From power plant runoff to tourist hotspot
With more than a million visitors a year, The Blue Lagoon remains one of the most popular tourist destinations in all of Iceland, which might sound strange given that unlike all the other popular destinations on the island, it is a man-made accidental byproduct of building energy infrastructure. When Svartsengi, a geothermal power plant that now provides power and hot water to all of the Reykjanes peninsula, minus Reykjavík itself, was built in the 1970s, the runoff water from the plant spilled into the surrounding lava fields. In the 1980s it was discovered that the runoff water alleviated the symptoms of psoriasis, making bathing there somewhat popular, though no infrastructure was in place for visitors. By the late 1980s some basic facilities were set up, The Blue Lagoon as a brand and business then followed in 1992. This writer remembers dipping in the blue waters in the early 1990s, where a simple wooden shed to change in was all there was. Decades later what was once an accidental bathing spot has been turned into a multi-million krónur business, with thousands of visitors showing up each day, with a high-end restaurant and hotel facilities to boot.

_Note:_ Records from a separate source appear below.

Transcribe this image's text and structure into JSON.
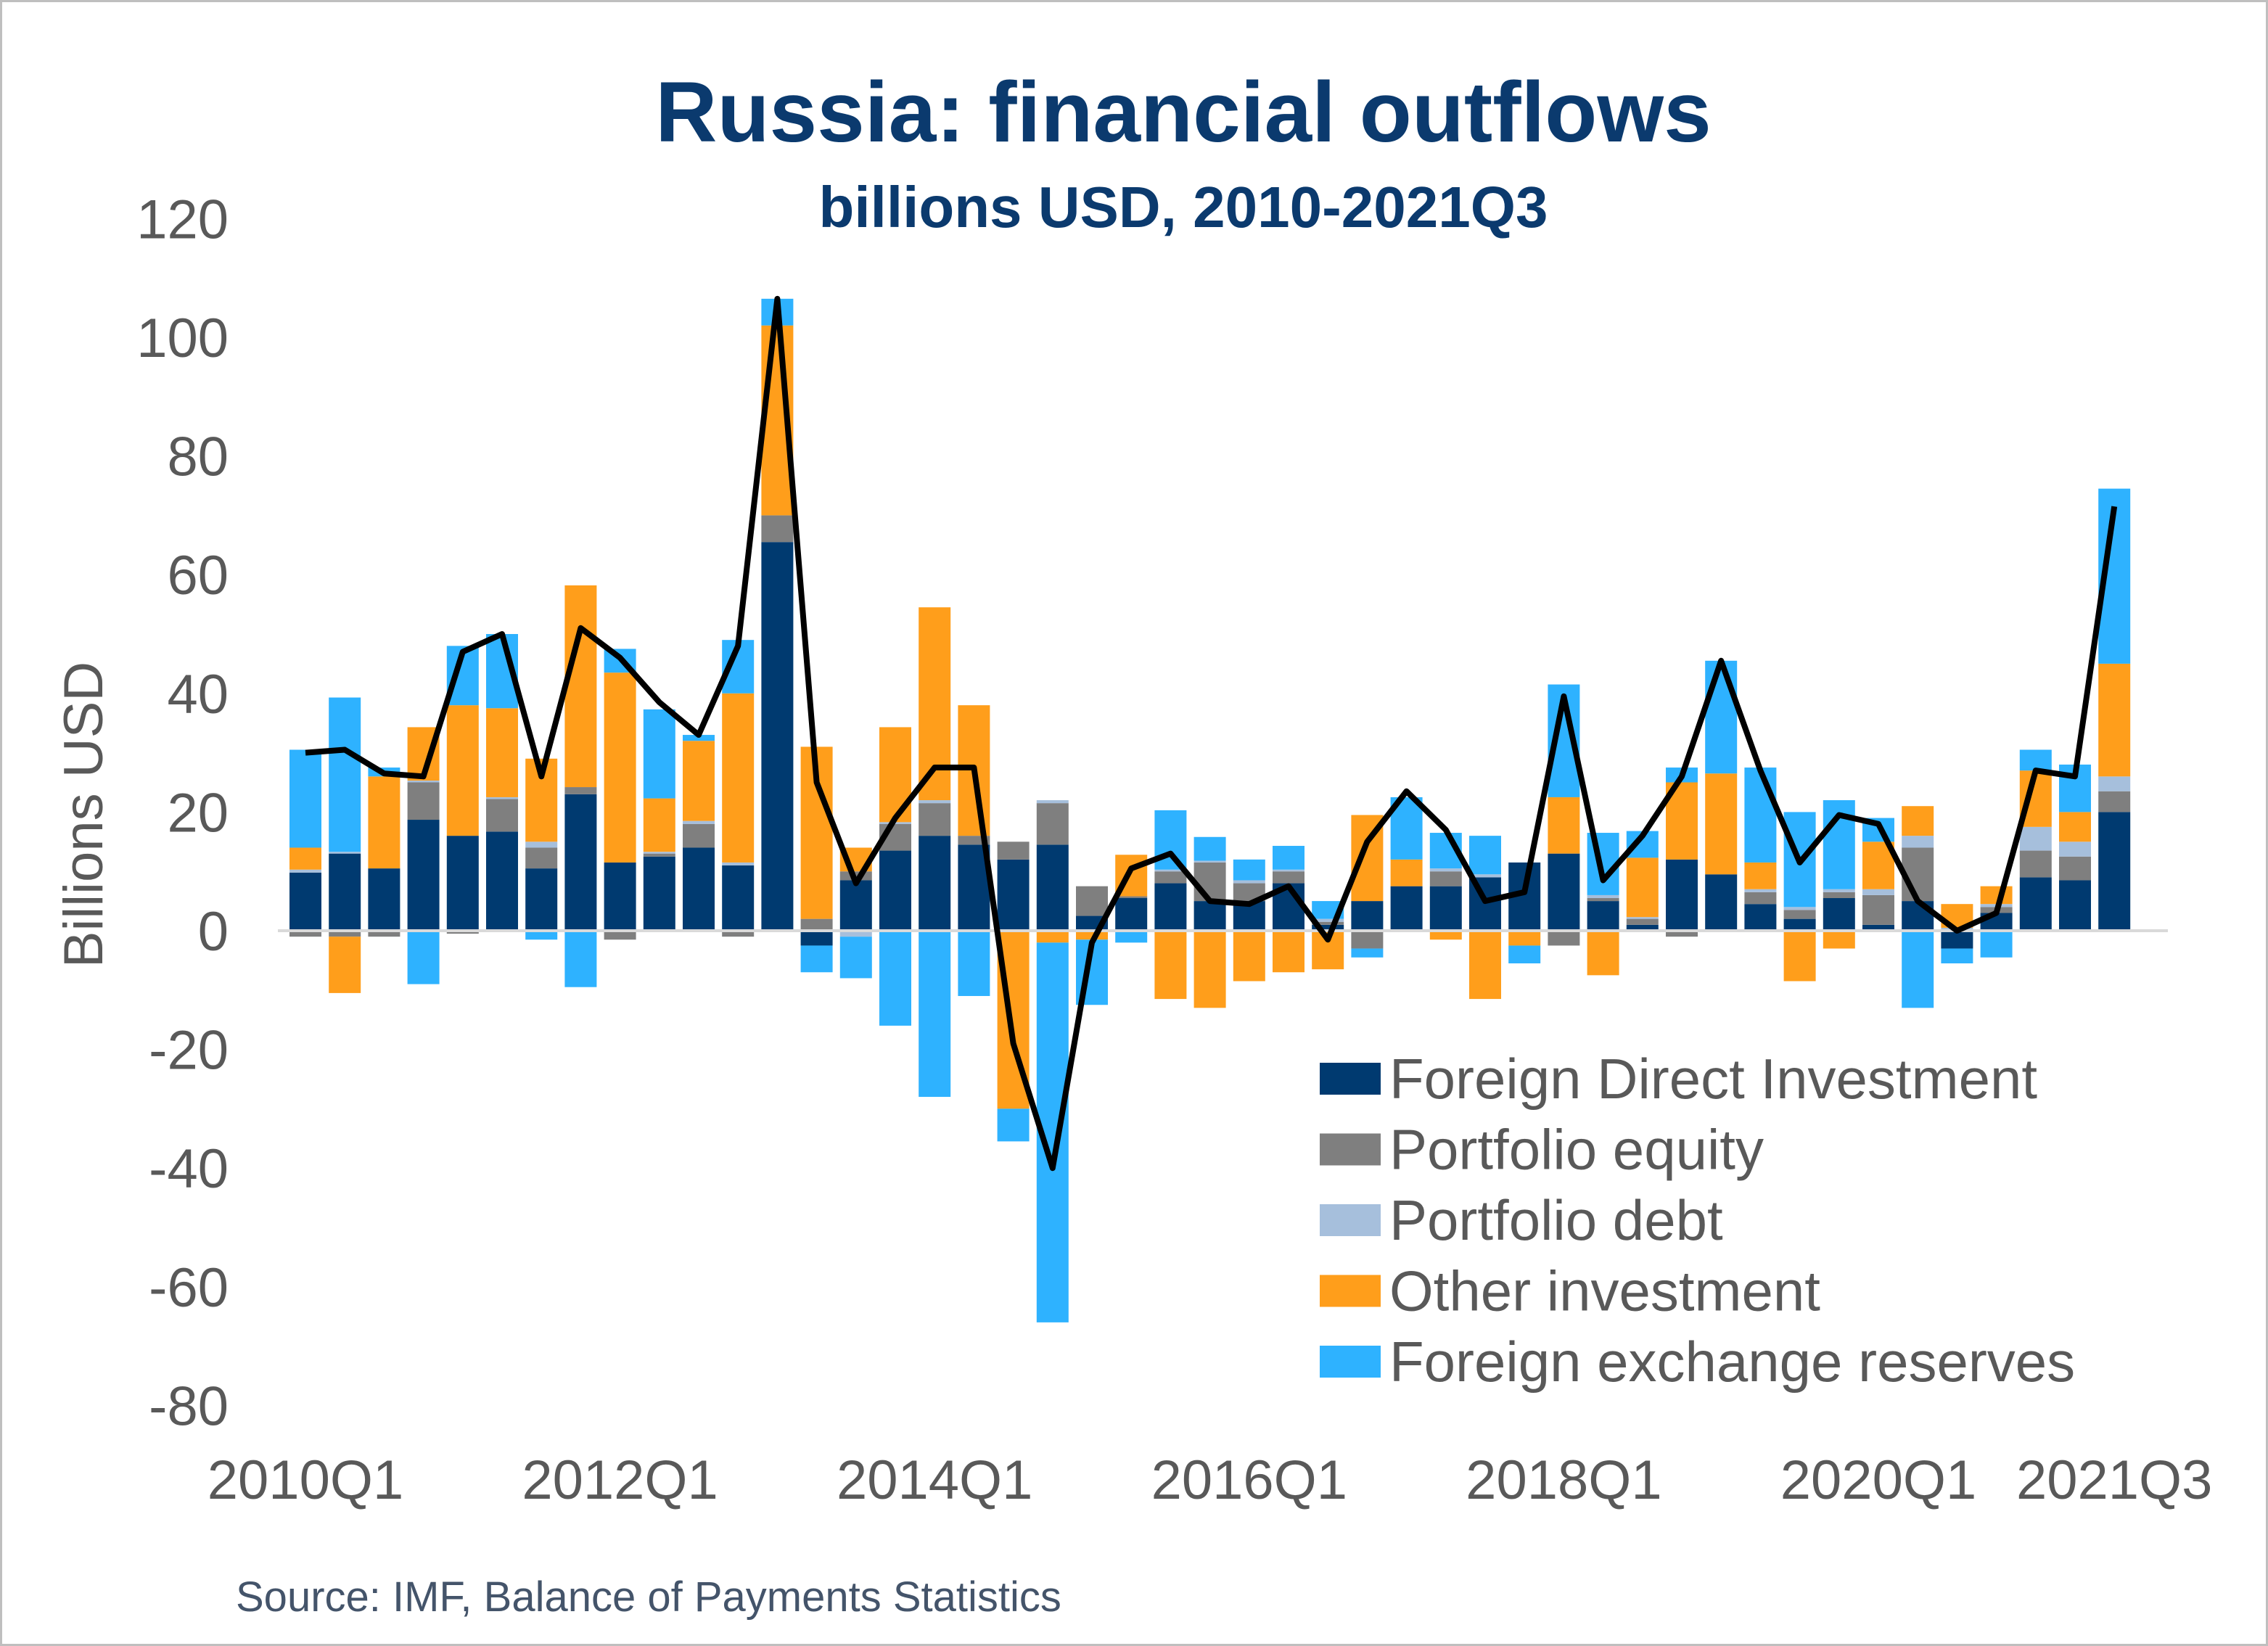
{
  "chart_data": {
    "type": "bar",
    "stacked": true,
    "title": "Russia: financial outflows",
    "subtitle": "billions USD, 2010-2021Q3",
    "xlabel": "",
    "ylabel": "Billions USD",
    "ylim": [
      -80,
      120
    ],
    "yticks": [
      120,
      100,
      80,
      60,
      40,
      20,
      0,
      -20,
      -40,
      -60,
      -80
    ],
    "xtick_labels": [
      "2010Q1",
      "2012Q1",
      "2014Q1",
      "2016Q1",
      "2018Q1",
      "2020Q1",
      "2021Q3"
    ],
    "grid": false,
    "legend_position": "bottom-right",
    "source": "Source: IMF, Balance of Payments Statistics",
    "categories": [
      "2010Q1",
      "2010Q2",
      "2010Q3",
      "2010Q4",
      "2011Q1",
      "2011Q2",
      "2011Q3",
      "2011Q4",
      "2012Q1",
      "2012Q2",
      "2012Q3",
      "2012Q4",
      "2013Q1",
      "2013Q2",
      "2013Q3",
      "2013Q4",
      "2014Q1",
      "2014Q2",
      "2014Q3",
      "2014Q4",
      "2015Q1",
      "2015Q2",
      "2015Q3",
      "2015Q4",
      "2016Q1",
      "2016Q2",
      "2016Q3",
      "2016Q4",
      "2017Q1",
      "2017Q2",
      "2017Q3",
      "2017Q4",
      "2018Q1",
      "2018Q2",
      "2018Q3",
      "2018Q4",
      "2019Q1",
      "2019Q2",
      "2019Q3",
      "2019Q4",
      "2020Q1",
      "2020Q2",
      "2020Q3",
      "2020Q4",
      "2021Q1",
      "2021Q2",
      "2021Q3"
    ],
    "series": [
      {
        "name": "Foreign Direct Investment",
        "color": "#003a70",
        "values": [
          9.8,
          13,
          10.5,
          18.7,
          16,
          16.7,
          10.5,
          23,
          11.5,
          12.5,
          14,
          11,
          65.5,
          -2.5,
          8.5,
          13.5,
          16,
          14.5,
          12,
          14.5,
          2.5,
          5.5,
          8,
          5,
          5,
          8,
          1,
          5,
          7.5,
          7.5,
          9,
          11.5,
          13,
          5,
          1,
          12,
          9.5,
          4.5,
          2,
          5.5,
          1,
          5,
          -3,
          3,
          9,
          8.5,
          20
        ]
      },
      {
        "name": "Portfolio equity",
        "color": "#7f7f7f",
        "values": [
          -1,
          -1,
          -1,
          6.3,
          -0.5,
          5.5,
          3.5,
          1.2,
          -1.5,
          0.5,
          4,
          -1,
          4.5,
          2,
          1.5,
          4.5,
          5.5,
          1.5,
          3,
          7,
          5,
          0.3,
          2,
          6.5,
          3,
          2,
          0.5,
          -3,
          0,
          2.5,
          0,
          0,
          -2.5,
          0.5,
          1,
          -1,
          0,
          2,
          1.5,
          1,
          5,
          9,
          0,
          1,
          4.5,
          4,
          3.5
        ]
      },
      {
        "name": "Portfolio debt",
        "color": "#a6bfdc",
        "values": [
          0.5,
          0.3,
          0,
          0.3,
          0,
          0.3,
          1,
          0,
          0,
          0.3,
          0.5,
          0.5,
          0,
          0,
          -1,
          0.3,
          0.5,
          0,
          0,
          0.5,
          0,
          0,
          0.3,
          0.3,
          0.5,
          0.3,
          0.5,
          0,
          0,
          0.5,
          0.5,
          0,
          0,
          0.5,
          0.3,
          0,
          0,
          0.5,
          0.5,
          0.5,
          1,
          2,
          0.5,
          0.5,
          4,
          2.5,
          2.5
        ]
      },
      {
        "name": "Other investment",
        "color": "#ff9e1b",
        "values": [
          3.7,
          -9.5,
          15.5,
          9,
          22,
          15,
          14,
          34,
          32,
          9,
          13.5,
          28.5,
          32,
          29,
          4,
          16,
          32.5,
          22,
          -30,
          -2,
          -1.5,
          7,
          -11.5,
          -13,
          -8.5,
          -7,
          -6.5,
          14.5,
          4.5,
          -1.5,
          -11.5,
          -2.5,
          9.5,
          -7.5,
          10,
          13,
          17,
          4.5,
          -8.5,
          -3,
          8,
          5,
          4,
          3,
          9.5,
          5,
          19
        ]
      },
      {
        "name": "Foreign exchange reserves",
        "color": "#2eb2ff",
        "values": [
          16.5,
          26,
          1.5,
          -9,
          10,
          12.5,
          -1.5,
          -9.5,
          4,
          15,
          1,
          9,
          4.5,
          -4.5,
          -7,
          -16,
          -28,
          -11,
          -5.5,
          -64,
          -11,
          -2,
          10,
          4,
          3.5,
          4,
          3,
          -1.5,
          10.5,
          6,
          6.5,
          -3,
          19,
          10.5,
          4.5,
          2.5,
          19,
          16,
          16,
          15,
          4,
          -13,
          -2.5,
          -4.5,
          3.5,
          8,
          29.5
        ]
      }
    ],
    "line": {
      "color": "#000000",
      "values": [
        30,
        30.5,
        26.5,
        26,
        47,
        50,
        26,
        51,
        46,
        38.5,
        33,
        48,
        106.5,
        25,
        8,
        19,
        27.5,
        27.5,
        -19,
        -40,
        -2,
        10.5,
        13,
        5,
        4.5,
        7.5,
        -1.5,
        15,
        23.5,
        17,
        5,
        6.5,
        39.5,
        8.5,
        16,
        26,
        45.5,
        27,
        11.5,
        19.5,
        18,
        5,
        0,
        3,
        27,
        26,
        71.5
      ]
    }
  }
}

Following the series of eruptions that have taken place just east of The Blue Lagoon in the last couple of years — with one eruption swallowing up the whole parking lot for The Blue Lagoon — berms have been built around the power plant and the bathing facilities, not only because The Blue Lagoon is an integral part of Iceland’s biggest industry — tourism, but because if that power plant gets destroyed by lava, tens of thousands of people will be left without heat or power.
So that — we guess — is how you turn an industrial accident into a must-see part of a tourism industry.